Değişen Türkiye, Değişmeyen İmtiyazlar
Türkiye, Cumhuriyet’in kuruluşundan sonra her alanda hızlı bir degişim yaşadı. Bu değişim, daha önce de değinildiği gibi kimi zaman ileriye doğru kimi zaman geriye doğru oldu. Böyle bir değişim sürecinde birçok hata yapılması doğaldır. Ne var ki geçmişte yapılan hataları tekrarlamamak gerekir. Oysa Türkiye bu değişim sürecinde geçmişte yaptığı hataları da sıklıkla tekrarladı ve hâlâ da tekrarlamaya devam ediyor.
Basında yer aldığı kadarıyla, yap-işlet-devret modeliyle yapılan Osmangazi Köprüsü’nden Hazine garantisinde öngörülen günlük 40 bin (yılda 14,6 milyon) araca karşılık günde 23.288 (yılda 8,5 milyon) araç geçti. Öte yandan geçiş ücretlerinde yapılan indirimleri de Hazine ödediği için Hazine’ye yüklenen fatura iyice arttı. Bu durumda taahhüt edilen araç sayısına göre eksik geçen 6,1 milyon aracın geçiş ücreti Hazine tarafından ödendi. 2017 yılının hesabı şöyle:
Buna göre 2017 yılında sadece Osmangazi Köprüsü’nden dolayı Hazine’den köprü işleticisi şirkete ödediği tutar 1,4 milyar TL’ye yaklaşmış bulunuyor. Sonuçta bütçe gelirleri vatandaşın vergisinden ve diğer (ceza, kira, ecrimisil vb) ödemelerinden kaynaklandığına göre Osmangazi Köprüsünden geçsin geçmesin herkes Osmangazi Köprüsü için yılda (1.389.300.000 TL / 80.000.000=) 17,4 TL vergi ödemiş oldu. Yap-işlet-devret projesiyle yapılan diğer çoğu altyapı tesisi için de benzer bir durum var.

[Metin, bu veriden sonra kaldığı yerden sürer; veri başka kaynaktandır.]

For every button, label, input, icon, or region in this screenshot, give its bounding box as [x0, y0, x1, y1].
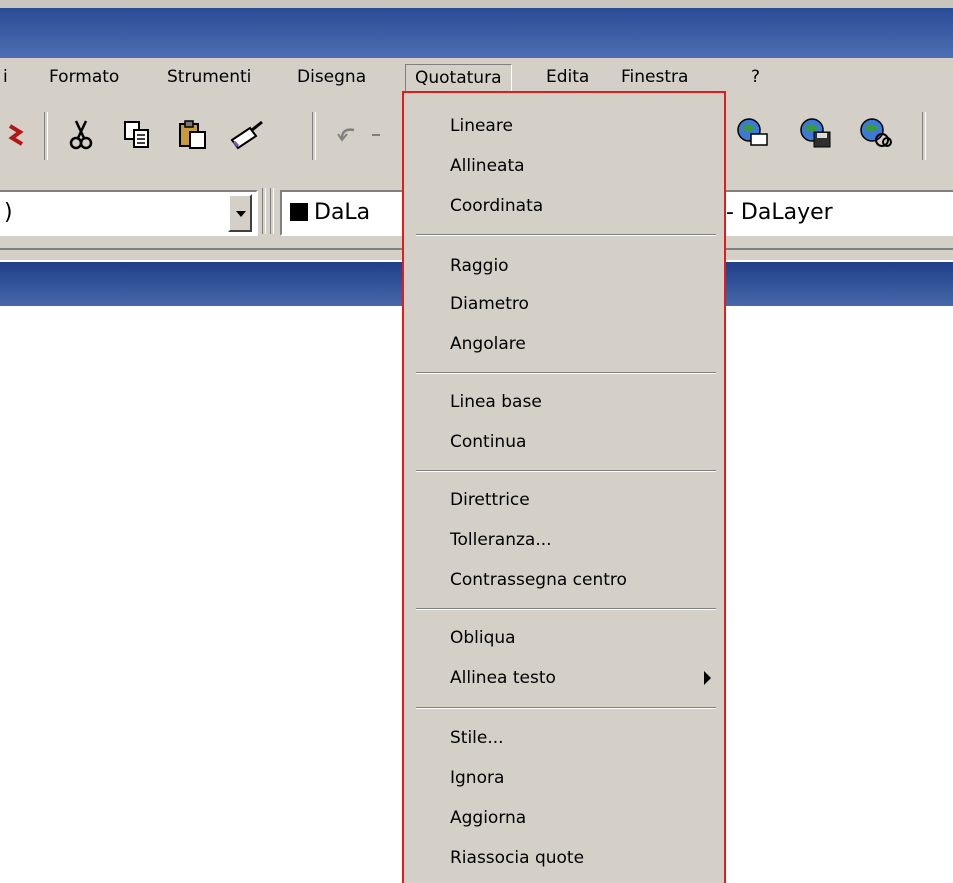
menu-help[interactable]: ? — [742, 64, 769, 90]
submenu-arrow-icon — [704, 671, 711, 685]
menu-disegna[interactable]: Disegna — [288, 64, 375, 90]
menu-item-riassocia-quote[interactable]: Riassocia quote — [450, 843, 584, 873]
toolbar-separator — [922, 112, 926, 160]
toolbar-separator — [312, 112, 316, 160]
cut-icon[interactable] — [64, 118, 98, 152]
menu-quotatura[interactable]: Quotatura — [405, 64, 512, 92]
menu-item-aggiorna[interactable]: Aggiorna — [450, 803, 526, 833]
paste-icon[interactable] — [176, 118, 210, 152]
menu-separator — [416, 707, 716, 709]
menu-item-stile[interactable]: Stile... — [450, 723, 504, 753]
toolbar-separator — [262, 188, 266, 234]
toolbar-separator — [44, 112, 48, 160]
menu-item-coordinata[interactable]: Coordinata — [450, 191, 543, 221]
print-preview-icon[interactable] — [735, 116, 769, 150]
menu-edita[interactable]: Edita — [537, 64, 598, 90]
copy-icon[interactable] — [120, 118, 154, 152]
match-properties-icon[interactable] — [228, 118, 263, 152]
menu-item-angolare[interactable]: Angolare — [450, 329, 526, 359]
toolbar-separator — [270, 188, 274, 234]
layer-combo-value: ) — [4, 200, 13, 225]
menu-item-obliqua[interactable]: Obliqua — [450, 623, 516, 653]
menu-item-lineare[interactable]: Lineare — [450, 111, 513, 141]
layer-combo[interactable]: ) — [0, 190, 258, 236]
toolbar-partial-icon[interactable] — [6, 120, 26, 150]
menu-separator — [416, 608, 716, 610]
menu-separator — [416, 372, 716, 374]
layer-combo-dropdown-button[interactable] — [228, 194, 252, 232]
menu-item-allineata[interactable]: Allineata — [450, 151, 525, 181]
menu-item-contrassegna-centro[interactable]: Contrassegna centro — [450, 565, 627, 595]
title-bar — [0, 0, 953, 58]
color-swatch — [290, 203, 308, 221]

1980’lerin ikinci yarısında Dünya Bankası’nın büyük bir buluş gibi Türkiye’ye getirip pazarladığı yap-işlet-devret projeleri gündeme geldiğinde Hazine yönetimi bu konuya karşı çıkmış, bu garantilerin Türkiye’nin aleyhine çalışacağını öne sürmüş ama bu itirazını dönemin politikacılarına dinletememişti. O dönemde yasal altyapı hazır olmadığı için bu projeler yaygın olarak yaşama geçirilememişti. İlerleyen dönemde yasal altyapı tamamlandı ve Hazine’nin satın alma garantisinin yanına bir de finansman garantisi eklendi. Bu konuya o tarihte itirazlar yapıldıysa da bu itirazlar bir işe yaramadı ve projeler yaşama geçirildi. Ve işte ilk sonuçlar, korktuğumuzun başımıza geldiğini ortaya koyuyor.
1883 yılında Osmanlı Hazinesi, Fransız Vagon Lits şirketine İzmir-Aydın-Ödemiş demiryolunun yapımı karşılığında 100 yıl süreli bir imtiyaz vermişti. Buna göre Vagon Lits bu yolu Osmanlı’dan herhangi bir bedel almadan yapacak ama karşılığında trenlere bir veya iki adet özel vagon ekleyecekti. Bu vagonlar trenin diğer vagonlarına göre çok daha lüks ve dolayısıyla pahalı olacak ve bunların geliri Vagon Lits’e ait olacaktı. Bu noktada çok önemli bir ayrıntı var: Vagonlar dolmazsa, Hazine, boş kalan yerlerin bedelini Vagon Lits’e ödeyecekti. 100 yıl süreli imtiyaz anlaşması 1983 yılında sona erdirildiğinde geçen 100 yıllık sürede bu yolla Vagon Lits’e ödenen bedel, yapılan yolun bedelinin kat kat üstünde bir miktara ulaşmış bulunuyordu.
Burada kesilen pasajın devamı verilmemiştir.